Can we all admit, finally, that the tech bubble has indeed burst, or at least floated off and disappeared somehow as bubbles do? It may be less of a pop-up than just a quiet *ploosh*, but things have shifted, lots of people want to move to New York, and now KCBS is reporting a very notable data point that should convince the naysayers to stop saying nay: In the first four months of 2016, there have been more than double the number of layoffs at Silicon Valley tech companies than there were by this time in 2015.

That number is 3,135, compared to just 1,515 last year, and maybe it's not the dramatic bloodletting (yet) that occurred circa 2001, but it's something to make note of! The number for the same period in 2014 saw 1,330 layoffs.

As the Mercury-News explains, this data comes from mandatory filings under California's WARN Act, and the layoffs are spread about Bay Area counties, but primarily concentrated in Santa Clara, which saw 2,500 pink slips and severance packages so far this year.
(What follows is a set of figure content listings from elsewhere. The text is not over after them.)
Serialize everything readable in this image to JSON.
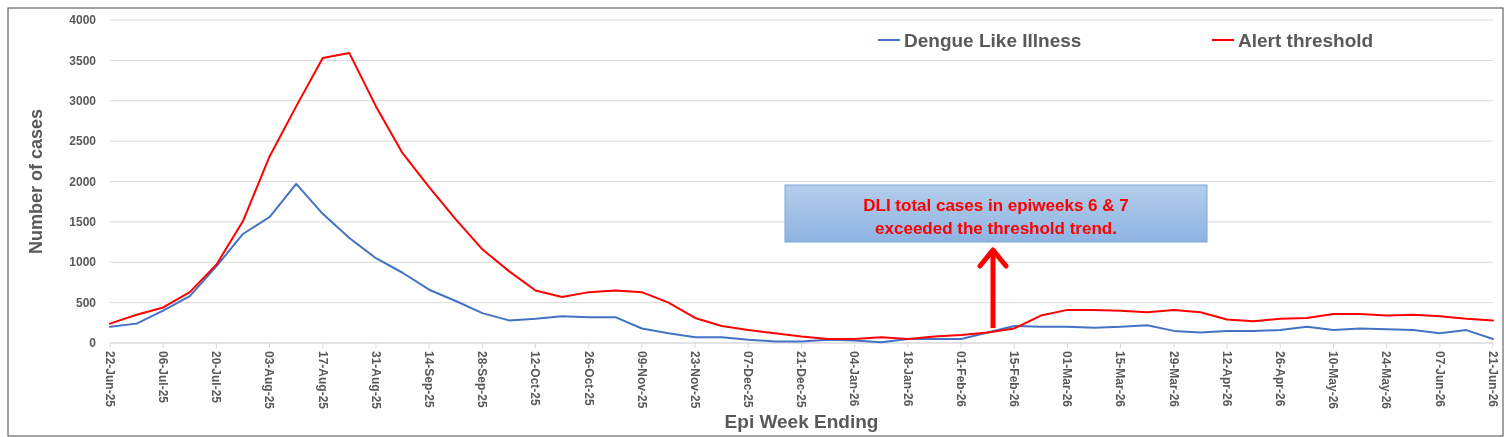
{
  "chart_data": {
    "type": "line",
    "xlabel": "Epi Week Ending",
    "ylabel": "Number of cases",
    "categories": [
      "22-Jun-25",
      null,
      "06-Jul-25",
      null,
      "20-Jul-25",
      null,
      "03-Aug-25",
      null,
      "17-Aug-25",
      null,
      "31-Aug-25",
      null,
      "14-Sep-25",
      null,
      "28-Sep-25",
      null,
      "12-Oct-25",
      null,
      "26-Oct-25",
      null,
      "09-Nov-25",
      null,
      "23-Nov-25",
      null,
      "07-Dec-25",
      null,
      "21-Dec-25",
      null,
      "04-Jan-26",
      null,
      "18-Jan-26",
      null,
      "01-Feb-26",
      null,
      "15-Feb-26",
      null,
      "01-Mar-26",
      null,
      "15-Mar-26",
      null,
      "29-Mar-26",
      null,
      "12-Apr-26",
      null,
      "26-Apr-26",
      null,
      "10-May-26",
      null,
      "24-May-26",
      null,
      "07-Jun-26",
      null,
      "21-Jun-26"
    ],
    "series": [
      {
        "name": "Dengue Like Illness",
        "color": "#4472c4",
        "values": [
          200,
          240,
          400,
          580,
          950,
          1350,
          1560,
          1970,
          1600,
          1300,
          1050,
          870,
          660,
          520,
          370,
          280,
          300,
          330,
          320,
          320,
          180,
          120,
          70,
          70,
          40,
          20,
          20,
          40,
          30,
          10,
          50,
          50,
          50,
          130,
          210,
          200,
          200,
          190,
          200,
          220,
          150,
          130,
          150,
          150,
          160,
          200,
          160,
          180,
          170,
          160,
          120,
          160,
          50
        ]
      },
      {
        "name": "Alert threshold",
        "color": "#ff0000",
        "values": [
          240,
          350,
          440,
          630,
          970,
          1510,
          2310,
          2930,
          3530,
          3590,
          2930,
          2350,
          1930,
          1530,
          1160,
          890,
          650,
          570,
          630,
          650,
          630,
          500,
          310,
          210,
          160,
          120,
          80,
          50,
          50,
          70,
          50,
          80,
          100,
          130,
          180,
          340,
          410,
          410,
          400,
          380,
          410,
          380,
          290,
          270,
          300,
          310,
          360,
          360,
          340,
          350,
          330,
          300,
          280
        ]
      }
    ],
    "ylim": [
      0,
      4000
    ],
    "yticks": [
      0,
      500,
      1000,
      1500,
      2000,
      2500,
      3000,
      3500,
      4000
    ],
    "grid": "y",
    "legend": "top right",
    "annotations": [
      {
        "text": "DLI total cases in epiweeks 6 & 7\nexceeded the threshold trend.",
        "y": 160
      }
    ]
  }
}
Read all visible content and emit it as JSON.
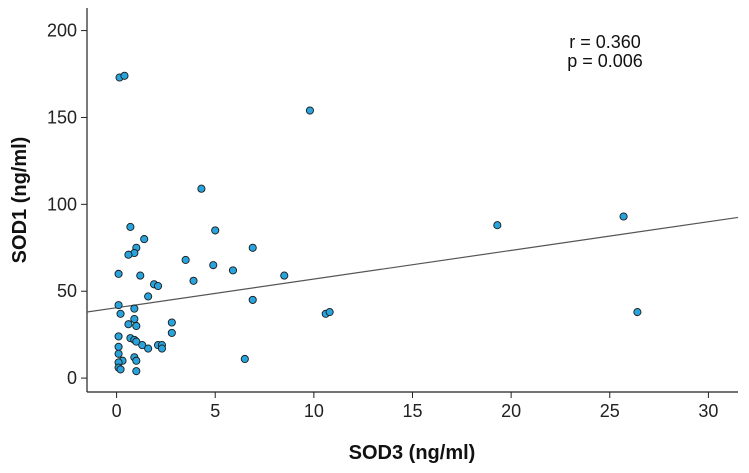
{
  "chart_data": {
    "type": "scatter",
    "title": "",
    "xlabel": "SOD3 (ng/ml)",
    "ylabel": "SOD1 (ng/ml)",
    "xlim": [
      -1.5,
      31.5
    ],
    "ylim": [
      -8,
      213
    ],
    "x_ticks": [
      0,
      5,
      10,
      15,
      20,
      25,
      30
    ],
    "x_tick_labels": [
      "0",
      "5",
      "10",
      "15",
      "20",
      "25",
      "30"
    ],
    "y_ticks": [
      0,
      50,
      100,
      150,
      200
    ],
    "y_tick_labels": [
      "0",
      "50",
      "100",
      "150",
      "200"
    ],
    "annotations": [
      "r = 0.360",
      "p = 0.006"
    ],
    "marker_color": "#29a3dc",
    "marker_edge_color": "#1a1a1a",
    "fit_line": {
      "intercept": 40.5,
      "slope": 1.65,
      "color": "#555555"
    },
    "points": [
      {
        "x": 0.15,
        "y": 173
      },
      {
        "x": 0.4,
        "y": 174
      },
      {
        "x": 9.8,
        "y": 154
      },
      {
        "x": 4.3,
        "y": 109
      },
      {
        "x": 0.7,
        "y": 87
      },
      {
        "x": 5.0,
        "y": 85
      },
      {
        "x": 1.4,
        "y": 80
      },
      {
        "x": 1.0,
        "y": 75
      },
      {
        "x": 0.9,
        "y": 72
      },
      {
        "x": 0.6,
        "y": 71
      },
      {
        "x": 6.9,
        "y": 75
      },
      {
        "x": 3.5,
        "y": 68
      },
      {
        "x": 4.9,
        "y": 65
      },
      {
        "x": 5.9,
        "y": 62
      },
      {
        "x": 0.1,
        "y": 60
      },
      {
        "x": 1.2,
        "y": 59
      },
      {
        "x": 8.5,
        "y": 59
      },
      {
        "x": 3.9,
        "y": 56
      },
      {
        "x": 1.9,
        "y": 54
      },
      {
        "x": 2.1,
        "y": 53
      },
      {
        "x": 1.6,
        "y": 47
      },
      {
        "x": 6.9,
        "y": 45
      },
      {
        "x": 0.1,
        "y": 42
      },
      {
        "x": 0.9,
        "y": 40
      },
      {
        "x": 10.6,
        "y": 37
      },
      {
        "x": 10.8,
        "y": 38
      },
      {
        "x": 26.4,
        "y": 38
      },
      {
        "x": 0.2,
        "y": 37
      },
      {
        "x": 0.9,
        "y": 34
      },
      {
        "x": 0.6,
        "y": 31
      },
      {
        "x": 1.0,
        "y": 30
      },
      {
        "x": 2.8,
        "y": 32
      },
      {
        "x": 2.8,
        "y": 26
      },
      {
        "x": 0.1,
        "y": 24
      },
      {
        "x": 0.7,
        "y": 23
      },
      {
        "x": 0.9,
        "y": 22
      },
      {
        "x": 1.0,
        "y": 21
      },
      {
        "x": 1.3,
        "y": 19
      },
      {
        "x": 2.1,
        "y": 19
      },
      {
        "x": 2.3,
        "y": 19
      },
      {
        "x": 0.1,
        "y": 18
      },
      {
        "x": 1.6,
        "y": 17
      },
      {
        "x": 2.3,
        "y": 17
      },
      {
        "x": 0.1,
        "y": 14
      },
      {
        "x": 0.9,
        "y": 12
      },
      {
        "x": 1.0,
        "y": 10
      },
      {
        "x": 0.3,
        "y": 10
      },
      {
        "x": 0.1,
        "y": 9
      },
      {
        "x": 6.5,
        "y": 11
      },
      {
        "x": 0.1,
        "y": 6
      },
      {
        "x": 0.2,
        "y": 5
      },
      {
        "x": 1.0,
        "y": 4
      },
      {
        "x": 19.3,
        "y": 88
      },
      {
        "x": 25.7,
        "y": 93
      }
    ]
  }
}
Wells Fargo senior economist Mark Vitner says this is all a natural part of a seven-year cycle of expansion, noting that job growth has slowed by there is definitely still growth. (800 new jobs so far this year, compared to about 1,600 a month in 2015.) Still, he tells the paper, "My general sense is the tide is beginning to go out," adding, "It doesn't mean a recession is right around the corner."

I will restrain myself from using that infamous gif just yet.